Synthesis, thermoanalytical and spectroscopic characterization of newly synthesized macrocyclic complexes of thallium(III) and tin(IV)

Abstract

Spectroscopic, thermal and fluorescence properties of various thallium and tin complexes, X-Tl(III)t(4-Y)PP and X-Sn(IV)t(4-Y)PP where X = 5-SO3H-2-OHOC6H4,(5-SSA); 5-Cl-2-OHOC6H4,(5-CSA); and 5-NH2-2-OHOC6H4,(5-NSA) and Y = –Cl, –OCH3, are investigated in detail.
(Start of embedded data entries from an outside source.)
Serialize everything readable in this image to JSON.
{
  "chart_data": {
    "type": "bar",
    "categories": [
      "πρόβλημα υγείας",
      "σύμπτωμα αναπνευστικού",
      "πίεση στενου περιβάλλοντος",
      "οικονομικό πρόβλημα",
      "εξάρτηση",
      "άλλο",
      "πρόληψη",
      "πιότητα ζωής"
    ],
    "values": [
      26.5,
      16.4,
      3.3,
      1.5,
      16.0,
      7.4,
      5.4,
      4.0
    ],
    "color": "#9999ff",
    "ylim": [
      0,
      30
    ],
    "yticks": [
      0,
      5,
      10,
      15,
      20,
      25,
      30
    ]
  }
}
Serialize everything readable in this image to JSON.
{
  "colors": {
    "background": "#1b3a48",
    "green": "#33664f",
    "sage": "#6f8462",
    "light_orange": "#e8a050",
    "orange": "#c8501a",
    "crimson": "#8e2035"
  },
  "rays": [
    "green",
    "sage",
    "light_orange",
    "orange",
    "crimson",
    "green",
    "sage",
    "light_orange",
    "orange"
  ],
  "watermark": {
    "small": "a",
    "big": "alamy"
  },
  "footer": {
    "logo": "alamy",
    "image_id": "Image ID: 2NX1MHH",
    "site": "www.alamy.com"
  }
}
Analysis of the spectral data [IR, UV–Vis and NMR (1H and 119Sn)] of complexes suggests that the two trans-axial ligands are strongly bound in a symmetric manner at the tin center in these complexes. Whereas the absorption and emission studies of thallium complexes characterized the sitting-Atop (SAT) feature of the complexes, the fluorescence lifetime of the tin complexes is found to be higher than thallium complexes. The structure and morphology of complexes were studied by X-ray powdered diffraction analysis. From the X-ray diffractograms, it could be revealed that the complexes are crystallized in mixed crystalline forms. Thermal studies of these porphyrins were carried out in an argon atmosphere from room temperature to 800 °C using thermal analyzer. Evaluation of the thermal analysis of the two metal complexes reveals that the tin(IV) porphyrin complexes are more stable than thallium(III) complexes. Some of the synthesized complexes of thallium and tin have been screened for biological activity against B. subtilis, M. luteus, S. aureus, P. florescens and E. coli by agar well diffusion methods that were found to be inactive against bacterial strains.